I was under the impression that something only qualified as a
constraint violation if it were in a paragraph with the heading
"constraints" (but I could easily be wrong).

I also think that the most natural interpretation of the "[...];
or in some other implementation defined manner" in §5.1.2.2.1/1
has it applying to the complete clause which precedes, including
the "defined with a return type of int", so that an
implementation can legally define a version of main which takes
a void (or a double, or a char const*) as a return value. (Note
the difference with respect to the C++ standard, which says "It
shall have a return type of type int, but otherwise its type is
implementation-defined." There's a big difference between "but
otherwise" and simply "or".

 

[James Kanze]

* James Kanze:

I was under the impression that something only qualified as a
constraint violation if it were in a paragraph with the heading
"constraints" (but I could easily be wrong).
I also think that the most natural interpretation of the "[...];
or in some other implementation defined manner" in §5.1.2.2.1/1
has it applying to the complete clause which precedes, including
the "defined with a return type of int", so that an
implementation can legally define a version of main which takes
a void (or a double, or a char const*) as a return value. (Note
the difference with respect to the C++ standard, which says "It
shall have a return type of type int, but otherwise its type is
implementation-defined." There's a big difference between "but
otherwise" and simply "or".

Summing up: when the standard is unclear it is unclear.

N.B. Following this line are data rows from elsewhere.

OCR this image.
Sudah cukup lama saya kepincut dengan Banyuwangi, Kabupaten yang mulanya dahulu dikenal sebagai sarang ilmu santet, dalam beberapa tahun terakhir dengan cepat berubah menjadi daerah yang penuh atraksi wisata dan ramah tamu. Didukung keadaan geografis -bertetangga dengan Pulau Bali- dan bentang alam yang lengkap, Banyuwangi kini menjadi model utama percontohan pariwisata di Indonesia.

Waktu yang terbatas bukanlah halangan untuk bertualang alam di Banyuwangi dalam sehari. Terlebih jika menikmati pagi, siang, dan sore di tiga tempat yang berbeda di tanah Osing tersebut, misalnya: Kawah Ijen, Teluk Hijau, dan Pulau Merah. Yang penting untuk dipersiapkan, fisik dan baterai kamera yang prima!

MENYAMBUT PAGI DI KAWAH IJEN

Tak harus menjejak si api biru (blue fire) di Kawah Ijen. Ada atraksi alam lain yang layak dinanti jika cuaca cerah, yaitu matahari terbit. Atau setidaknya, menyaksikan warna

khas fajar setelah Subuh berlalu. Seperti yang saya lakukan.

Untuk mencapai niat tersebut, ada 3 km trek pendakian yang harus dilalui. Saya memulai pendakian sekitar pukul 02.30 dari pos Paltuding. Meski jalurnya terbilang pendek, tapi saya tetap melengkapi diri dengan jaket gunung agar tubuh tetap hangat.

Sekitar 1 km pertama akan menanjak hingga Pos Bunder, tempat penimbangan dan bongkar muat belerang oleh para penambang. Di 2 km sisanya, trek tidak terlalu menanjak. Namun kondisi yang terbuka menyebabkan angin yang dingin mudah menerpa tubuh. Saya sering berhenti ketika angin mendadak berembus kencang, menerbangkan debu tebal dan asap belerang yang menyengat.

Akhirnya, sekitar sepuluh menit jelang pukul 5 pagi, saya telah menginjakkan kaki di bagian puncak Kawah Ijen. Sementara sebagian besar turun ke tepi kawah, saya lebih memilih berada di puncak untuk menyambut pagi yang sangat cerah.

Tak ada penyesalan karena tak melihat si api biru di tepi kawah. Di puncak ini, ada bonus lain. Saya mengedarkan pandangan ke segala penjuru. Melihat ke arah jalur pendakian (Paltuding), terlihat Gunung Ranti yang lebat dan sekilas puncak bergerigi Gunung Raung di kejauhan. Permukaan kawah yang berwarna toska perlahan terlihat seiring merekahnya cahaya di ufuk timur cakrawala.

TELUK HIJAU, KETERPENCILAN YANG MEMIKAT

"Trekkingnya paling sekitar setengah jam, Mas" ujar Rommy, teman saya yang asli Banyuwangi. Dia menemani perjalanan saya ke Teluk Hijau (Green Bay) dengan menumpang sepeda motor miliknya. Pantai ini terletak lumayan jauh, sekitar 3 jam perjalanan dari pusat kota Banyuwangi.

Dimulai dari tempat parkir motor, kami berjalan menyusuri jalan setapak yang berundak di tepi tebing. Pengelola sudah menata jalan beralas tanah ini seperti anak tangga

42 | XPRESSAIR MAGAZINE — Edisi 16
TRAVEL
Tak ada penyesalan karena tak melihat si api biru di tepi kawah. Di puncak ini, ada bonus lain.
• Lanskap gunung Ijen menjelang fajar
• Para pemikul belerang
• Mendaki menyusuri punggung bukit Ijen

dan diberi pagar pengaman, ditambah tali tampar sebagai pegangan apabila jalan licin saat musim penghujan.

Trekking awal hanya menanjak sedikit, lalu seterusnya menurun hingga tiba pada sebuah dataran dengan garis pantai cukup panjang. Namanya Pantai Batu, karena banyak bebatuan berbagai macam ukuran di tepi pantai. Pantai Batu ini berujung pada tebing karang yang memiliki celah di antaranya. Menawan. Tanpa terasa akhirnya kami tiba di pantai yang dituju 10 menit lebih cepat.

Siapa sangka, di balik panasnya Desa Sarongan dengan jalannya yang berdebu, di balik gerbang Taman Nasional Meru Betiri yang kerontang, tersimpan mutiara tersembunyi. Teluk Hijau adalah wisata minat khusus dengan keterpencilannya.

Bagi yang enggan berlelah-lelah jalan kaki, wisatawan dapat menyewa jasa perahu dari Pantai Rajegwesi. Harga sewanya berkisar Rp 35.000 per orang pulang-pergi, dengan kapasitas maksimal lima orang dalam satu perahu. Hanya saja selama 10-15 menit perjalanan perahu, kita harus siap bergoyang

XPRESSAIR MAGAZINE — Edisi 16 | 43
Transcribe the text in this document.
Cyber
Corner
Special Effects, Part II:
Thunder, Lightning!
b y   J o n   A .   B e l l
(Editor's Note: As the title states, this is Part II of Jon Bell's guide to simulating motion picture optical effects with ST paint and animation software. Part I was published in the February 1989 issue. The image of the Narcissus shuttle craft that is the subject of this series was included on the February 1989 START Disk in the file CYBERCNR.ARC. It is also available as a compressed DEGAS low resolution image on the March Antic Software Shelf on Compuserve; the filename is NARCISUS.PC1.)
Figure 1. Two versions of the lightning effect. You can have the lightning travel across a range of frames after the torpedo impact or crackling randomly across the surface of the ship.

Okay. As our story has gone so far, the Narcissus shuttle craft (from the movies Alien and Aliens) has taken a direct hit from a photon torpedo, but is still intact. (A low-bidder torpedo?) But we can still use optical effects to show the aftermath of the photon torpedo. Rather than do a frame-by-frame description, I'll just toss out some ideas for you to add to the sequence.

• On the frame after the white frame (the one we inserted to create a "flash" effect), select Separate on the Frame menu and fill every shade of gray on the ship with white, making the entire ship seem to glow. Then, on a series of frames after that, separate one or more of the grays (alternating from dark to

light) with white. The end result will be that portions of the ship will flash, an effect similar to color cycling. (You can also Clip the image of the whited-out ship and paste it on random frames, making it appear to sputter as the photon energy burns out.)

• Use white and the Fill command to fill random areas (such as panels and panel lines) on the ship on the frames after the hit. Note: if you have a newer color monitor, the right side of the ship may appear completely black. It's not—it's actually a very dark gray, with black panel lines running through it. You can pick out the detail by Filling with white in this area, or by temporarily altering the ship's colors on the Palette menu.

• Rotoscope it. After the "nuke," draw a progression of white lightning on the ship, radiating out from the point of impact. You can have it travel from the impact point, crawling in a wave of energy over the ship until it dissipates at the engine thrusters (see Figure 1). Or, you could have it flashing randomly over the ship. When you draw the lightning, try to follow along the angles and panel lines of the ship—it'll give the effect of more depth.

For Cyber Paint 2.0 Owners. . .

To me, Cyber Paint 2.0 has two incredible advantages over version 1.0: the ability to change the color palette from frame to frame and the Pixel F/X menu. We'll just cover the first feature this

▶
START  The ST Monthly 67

I think the only thing to conclude from that is that perhaps
the C standard could have been clarified a bit. If your
interpretation should be correct, then e.g. Bjarne Stroustrup
would have to fix his FAQ, since he (with access to the folks
who created C) maintains that C never allowed 'int main'.

It certainly wasn't allowed in early C compilers, or in
traditional C. The C90 only allowed the two defined signatures,
but because, IMHO, other signatures were undefined behavior, an
implementation could define them. All of the Unix
implementations of C I know also defined a third variant, with
an additional char** argument. (I just looked it up, and I'll
admit, it surprised me; I had always believed that an
implementation was free to define additional signatures in C90,
as it is in C99.)

Practically, of course, it doesn't matter. Implementations will
do what they want, regardless of the standard. And if you want
to be portable (true C or C++, independently of the compiler),
there are only two signatures which work, and both return int.

[...]

Actually I would like a little code-phrase like "[note:
different member of the committee have at least three
different opinions about what this means]" added where
applicable.

That probably applies to 90% of the standard.